Broadband Guides 3G vs 4G

Published on March 7th, 2013 | by Nizam Nasirudin


3G vs. 4G: What’s changed since 2001?

Third-generation (3G) products hit the market in 2001, more or less a decade after 2G in 1992. 3G enabled its users to access services previously unavailable, like mobile television and Internet access, although the latter is far more common nowadays with 4G technology. 3G was dependable enough while in use, but in 2010, it was eclipsed by fourth-generation, or 4G, networks and devices.

But what is it that differentiates these two standards? Is it wholly arbitrary, and determined by device manufacturers and advertising companies? Or is there some kind of underlying logic? To answer this question, some information from a surprising authority is needed: the United Nations. More specifically, the United Nations International Telecommunications Union, or the ITU. This organization sets the basic standards for the classifications of telecommunication devices of all sorts, from smartphones to orbiting satellites.

3G vs 4G

One of the reasons that true 4G outstrips 3G in terms of speed and ease of use is its basis in several new and advanced technologies developed during the last decade.

The standards determining what constitutes 3G or 4G depend on the speed at which the network or device transfers data. The ITU sets a minimum transfer speed, and devices and networks able to match or exceed that speed are deemed to be up to that standard. For example, the minimum data transfer speed for 3G devices and networks is 200 kilobits per second, while the minimum figure for 4G is 100 megabits per second (for users in motion) or 1 gigabit per second (for stationary users).

So what do these numbers mean? In order to understand them, you need to understand that a bit is the smallest amount of electronic information possible–the most basic piece of data there is. You also need to understand that each successive prefix (kilo-, mega-, giga-) represent a step up in order of magnitude, i.e. from 1,000 to 1,000,000 (one thousand to one million, or a thousand thousand).

So, the minimum speed required to qualify for 3G status is 200,000 bits per second, while the minimum speed for 4G qualification is 100,000,000 bits per second. As you can see, it’s a big jump from two hundred thousand to one hundred million. However, it’s important to note that 3G technology did not simply stop advancing at the time of its release; on the contrary, by the advent of 4G services, most devices and networks far exceeded the minimum data transfer rate–although they didn’t technically qualify for 4G status. (This didn’t stop some manufacturers and network carriers from marketing them as 4G, however.)
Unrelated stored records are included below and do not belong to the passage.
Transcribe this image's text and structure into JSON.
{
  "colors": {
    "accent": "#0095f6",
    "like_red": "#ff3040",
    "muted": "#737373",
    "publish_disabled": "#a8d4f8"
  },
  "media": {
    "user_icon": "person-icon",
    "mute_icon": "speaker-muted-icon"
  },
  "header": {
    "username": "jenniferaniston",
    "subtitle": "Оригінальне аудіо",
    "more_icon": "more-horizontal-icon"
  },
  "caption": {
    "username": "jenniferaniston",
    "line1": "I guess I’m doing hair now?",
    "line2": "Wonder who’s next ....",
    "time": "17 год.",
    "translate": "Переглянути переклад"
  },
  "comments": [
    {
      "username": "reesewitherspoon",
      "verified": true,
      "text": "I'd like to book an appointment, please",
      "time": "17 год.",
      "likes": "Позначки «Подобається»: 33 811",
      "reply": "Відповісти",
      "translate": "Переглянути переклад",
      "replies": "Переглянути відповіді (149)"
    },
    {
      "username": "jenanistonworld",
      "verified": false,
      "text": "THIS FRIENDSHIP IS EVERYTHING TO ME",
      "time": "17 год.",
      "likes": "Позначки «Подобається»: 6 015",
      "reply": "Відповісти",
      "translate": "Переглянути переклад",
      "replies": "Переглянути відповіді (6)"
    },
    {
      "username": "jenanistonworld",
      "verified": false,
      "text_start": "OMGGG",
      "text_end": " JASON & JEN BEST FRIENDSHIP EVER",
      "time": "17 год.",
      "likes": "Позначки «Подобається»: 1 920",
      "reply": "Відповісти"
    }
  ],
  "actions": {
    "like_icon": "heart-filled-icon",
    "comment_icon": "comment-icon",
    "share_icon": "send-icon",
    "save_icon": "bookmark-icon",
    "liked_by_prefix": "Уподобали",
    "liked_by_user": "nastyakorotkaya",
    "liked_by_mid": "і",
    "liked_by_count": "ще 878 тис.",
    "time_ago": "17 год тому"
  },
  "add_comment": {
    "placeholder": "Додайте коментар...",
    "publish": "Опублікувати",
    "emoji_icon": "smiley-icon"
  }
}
One of the reasons that true 4G outstrips 3G in terms of speed and ease of use is its basis in several new and advanced technologies developed during the last decade. One of the most prominent of these is known is MIMO, which stands for Multiple In, Multiple Out. This technology enables devices like smartphones and wireless access points (routers) to utilize more than one data stream at a time, making for more secure, stable connections and much faster data speeds. 4G LTE is much like the more advanced versions of 3G, allowing for greater and greater speed and more coverage in areas where it’s available.

About the Author

is a technology enthusiast who have an unlimited curiosity. He love to learn new stuff in very broad fields and was amazed at what the power of sharing could do. Circle Nizam on Google+!
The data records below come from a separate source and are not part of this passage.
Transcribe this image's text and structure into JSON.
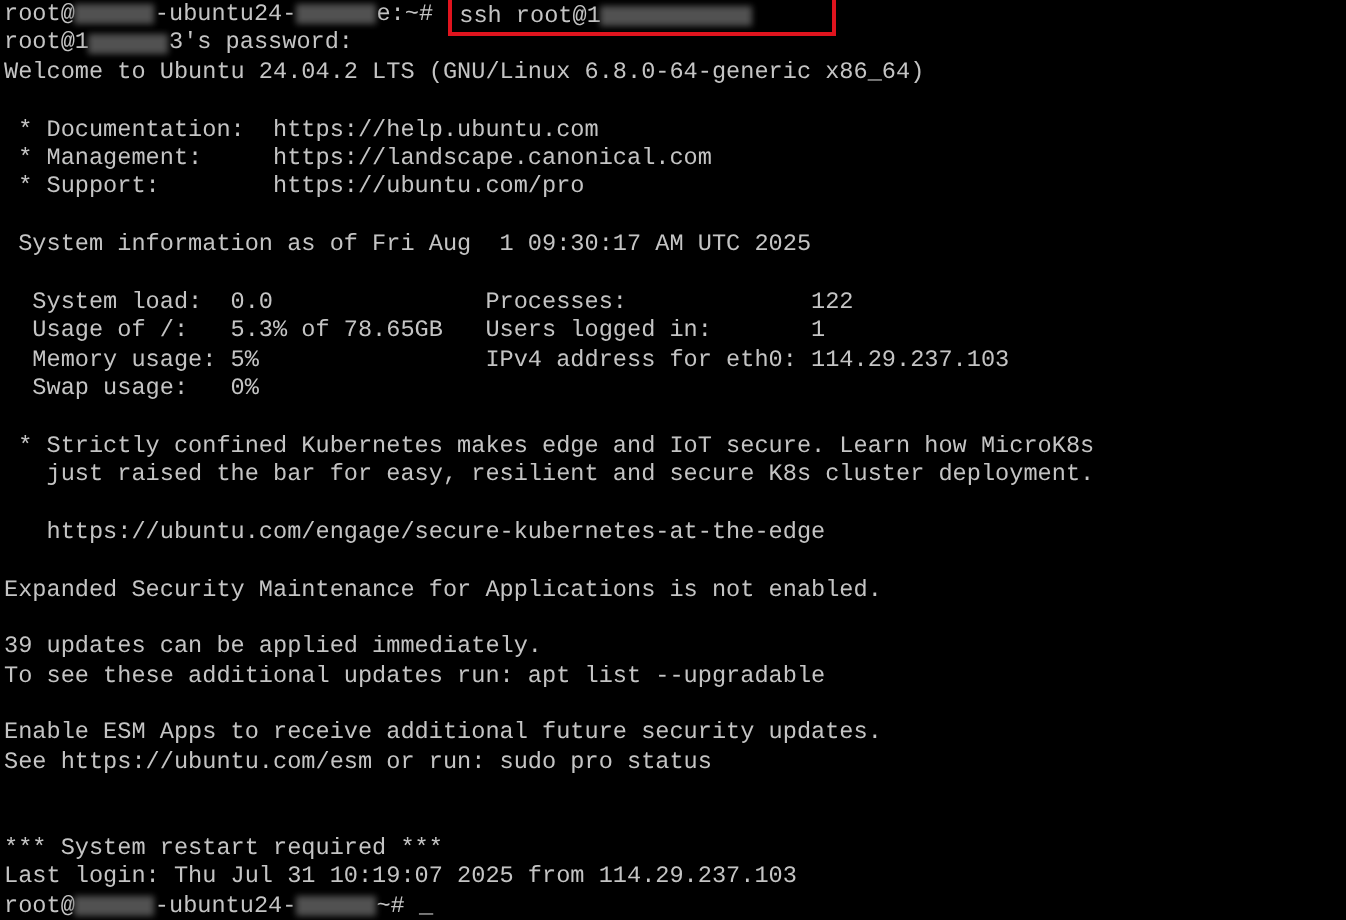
{
  "terminal": {
    "lines": [
      {
        "kind": "mixed",
        "segments": [
          {
            "kind": "text",
            "text": "root@"
          },
          {
            "kind": "blur"
          },
          {
            "kind": "text",
            "text": "-ubuntu24-"
          },
          {
            "kind": "blur"
          },
          {
            "kind": "text",
            "text": "e:~# "
          },
          {
            "kind": "highlight",
            "segments": [
              {
                "kind": "text",
                "text": "ssh root@1"
              },
              {
                "kind": "blur"
              }
            ]
          }
        ]
      },
      {
        "kind": "mixed",
        "segments": [
          {
            "kind": "text",
            "text": "root@1"
          },
          {
            "kind": "blur"
          },
          {
            "kind": "text",
            "text": "3's password:"
          }
        ]
      },
      {
        "kind": "text",
        "text": "Welcome to Ubuntu 24.04.2 LTS (GNU/Linux 6.8.0-64-generic x86_64)"
      },
      {
        "kind": "blank"
      },
      {
        "kind": "text",
        "text": " * Documentation:  https://help.ubuntu.com"
      },
      {
        "kind": "text",
        "text": " * Management:     https://landscape.canonical.com"
      },
      {
        "kind": "text",
        "text": " * Support:        https://ubuntu.com/pro"
      },
      {
        "kind": "blank"
      },
      {
        "kind": "text",
        "text": " System information as of Fri Aug  1 09:30:17 AM UTC 2025"
      },
      {
        "kind": "blank"
      },
      {
        "kind": "text",
        "text": "  System load:  0.0               Processes:             122"
      },
      {
        "kind": "text",
        "text": "  Usage of /:   5.3% of 78.65GB   Users logged in:       1"
      },
      {
        "kind": "text",
        "text": "  Memory usage: 5%                IPv4 address for eth0: 114.29.237.103"
      },
      {
        "kind": "text",
        "text": "  Swap usage:   0%"
      },
      {
        "kind": "blank"
      },
      {
        "kind": "text",
        "text": " * Strictly confined Kubernetes makes edge and IoT secure. Learn how MicroK8s"
      },
      {
        "kind": "text",
        "text": "   just raised the bar for easy, resilient and secure K8s cluster deployment."
      },
      {
        "kind": "blank"
      },
      {
        "kind": "text",
        "text": "   https://ubuntu.com/engage/secure-kubernetes-at-the-edge"
      },
      {
        "kind": "blank"
      },
      {
        "kind": "text",
        "text": "Expanded Security Maintenance for Applications is not enabled."
      },
      {
        "kind": "blank"
      },
      {
        "kind": "text",
        "text": "39 updates can be applied immediately."
      },
      {
        "kind": "text",
        "text": "To see these additional updates run: apt list --upgradable"
      },
      {
        "kind": "blank"
      },
      {
        "kind": "text",
        "text": "Enable ESM Apps to receive additional future security updates."
      },
      {
        "kind": "text",
        "text": "See https://ubuntu.com/esm or run: sudo pro status"
      },
      {
        "kind": "blank"
      },
      {
        "kind": "blank"
      },
      {
        "kind": "text",
        "text": "*** System restart required ***"
      },
      {
        "kind": "text",
        "text": "Last login: Thu Jul 31 10:19:07 2025 from 114.29.237.103"
      },
      {
        "kind": "mixed",
        "segments": [
          {
            "kind": "text",
            "text": "root@"
          },
          {
            "kind": "blur"
          },
          {
            "kind": "text",
            "text": "-ubuntu24-"
          },
          {
            "kind": "blur"
          },
          {
            "kind": "text",
            "text": "~# _"
          }
        ]
      }
    ]
  }
}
3 Responses to 3G vs. 4G: What’s changed since 2001?

  1. Gorgia says:

    Whenever I use my 4G network, it seems like it takes a lot more power out of my mobile device. Will that technology improve? I hope so, because I want the finest quality network. Is there a 5G in development?

    • nizam says:

      Hi Gorgia. Firstly you have to understand why your battery life is so terrible. Usually it is because of the signal strength. As your signal gets weaker, your phone has to use more power to maintain a good connection to the network. If you’re at home or the office, connecting your smartphone to the network via 802.11n will save juice. However, if you’re not near an available router, your Wi-Fi radio can significantly drain your phone’s battery so disabling it is a great way to extend your phone’s battery life. You must manage the radio usage of the device. When not using them, disable the 4G, hotspot, WiFi or Bluetooth and GPS functions. This will extend the battery life. I would also recommend you to shut down any instant messaging programs since this programs have to maintain an active Internet connection all day long, even if you aren’t talking to anyone. If using the device to send and receive email, you can modify the settings to download email more or less frequently, as desired. If you’re an Android user, an app like JuiceDefender could be well worth a look. It offers many customizable features to help you get the best battery life. It can automatically and transparently manage most battery draining components, like 3G/4G connectivity and Wi-Fi. You can set a schedule when you want things to switch on or off, and the app is even “location aware” so it knows when to do things like switch off Wi-Fi when you are away from a known signal.

      Is there a 5G in development? Technology never stands still for long. :)

  2. Eric Tyrell says:

    I don’t have too much experience with 4G because I’m not a big Smartphone user and I find the prices for 4G data services quite high for my budget. However, I did get to try it for awhile when I subscribed to CLEAR. Clear offers a USB stick that plugs into your laptop and brings a high speed wireless connection to you. It was pretty neat to have and the speeds near my office and home were quite fast. Faster than the 3 mbps I had previously with DSL. Ultimately however I decided to go with a fiber optic line at my home supplied by a cable company.